21 Soweit die belangte Behörde in ihrer Revisionsbeantwortung auf die in § 49a Abs. 1 SPG der Sicherheitsbehörde eingeräumte Ermächtigung verweist und daraus ableitet, der örtliche Geltungsbereich des Verbots nach § 39 Abs. 2 PyroTG 2010 erstrecke sich auf einen Umkreis von bis zu 500 m, steht dem bereits das nach dem Verwaltungsstrafrecht geltende Analogieverbot entgegen. Unabhängig davon bezieht sich die Bestimmung des § 49a Abs. 1 SPG nicht auf jede Sportveranstaltung, sondern nur auf Sportgroßveranstaltungen (vgl. dazu VwGH 14.12.2018, Ra 2017/01/0055, mwN).
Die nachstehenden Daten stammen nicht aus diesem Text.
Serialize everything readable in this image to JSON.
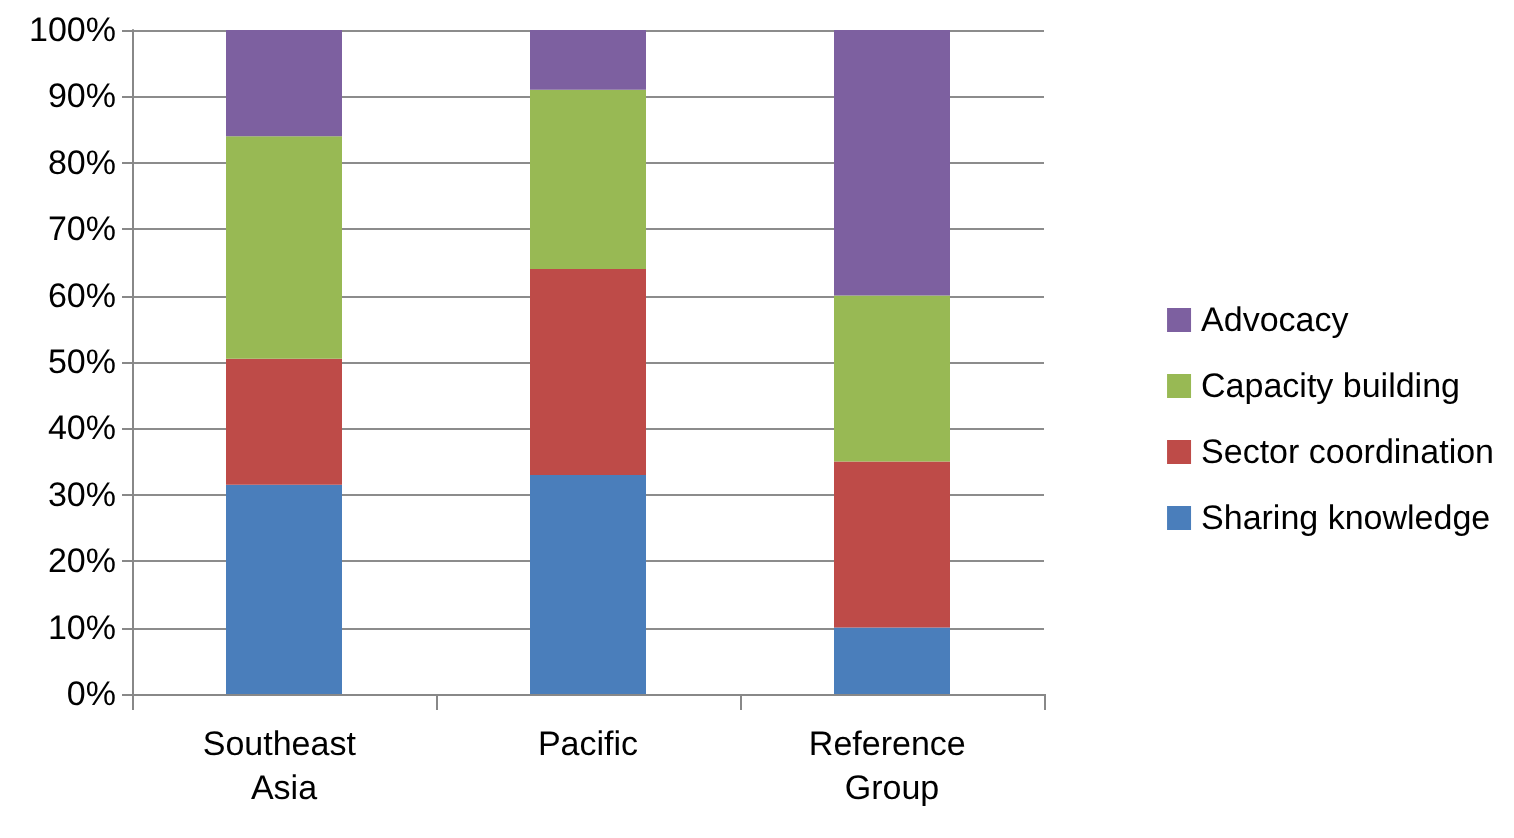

22 Ob ein örtlicher Zusammenhang mit einer Sportveranstaltung in diesem Sinn vorliegt, ist letztlich nach den Umständen des jeweiligen Einzelfalls unter Berücksichtigung der Gegebenheiten des konkreten Veranstaltungsorts und dessen Nahebereich und der konkreten Sportart zu beurteilen. Hingegen ist das Vorliegen des Tatbestandsmerkmals des örtlichen Zusammenhangs nicht von der Art und der Kategorie der sich in Besitz von Personen befindlichen oder verwendeten pyrotechnischen Gegenstände und Sätze abhängig. Entgegen den Ausführungen der belangten Behörde in ihrer Revisionsbeantwortung umfasst der Ort der Sportveranstaltung nur jene Bereiche, die unmittelbar der Sportveranstaltung dienen. Einrichtungen, die zwar dem Stadion und dem Sport gewidmet sind, aber nicht unmittelbar für die Sportveranstaltung verwendet werden, wie etwa Trainingsplätze oder außerhalb des Stadions gelegene Verwaltungsgebäude, zählen nicht dazu.“
Zum örtlichen Zusammenhang im gegenständlichen Einzelfall führte der VwGH wörtlich aus:
„Einzelfallbezogene Beurteilung
24 Hingegen liegt der eine Wegstrecke von etwa 1km von der Veranstaltungsstätte entfernte Tatort und Berücksichtigung der konkreten Sportveranstaltung un der konkreten Örtlichkeit nicht in unmittelbarer Nähe zur Veranstaltungsstätte. Das Verwaltungsgericht hat somit zu Unrecht den örtlichen Zusammenhang der Verwendung des pyrotechnischen Gegenstandes durch den Revisionswerber mit dem konkreten Fußballspiel angenommen.“
Da somit im gegenständlichen Einzelfall auf Grund der getroffenen Feststelllungen in der Zusammenschau mit den Ausführungen des Verwaltungsgerichtshofes das objektive Tatbild der angelasteten Verwaltungsübertretung nicht vorgelegen ist, war der Beschwerde spruchgemäß Folge zu geben.
Gemäß § 44 Abs. 2 VwGVG konnte die Durchführung einer öffentlichen mündlichen Verhandlung entfallen.
Zur Unzulässigkeit der ordentlichen Revision:
Die ordentliche Revision ist nicht zulässig, da die gegenständliche Entscheidung nicht von der Rechtsprechung des Verwaltungsgerichtes abweicht und der gegenständlichen Entscheidung keine über den Einzelfall hinausgehende Bedeutung zukommt.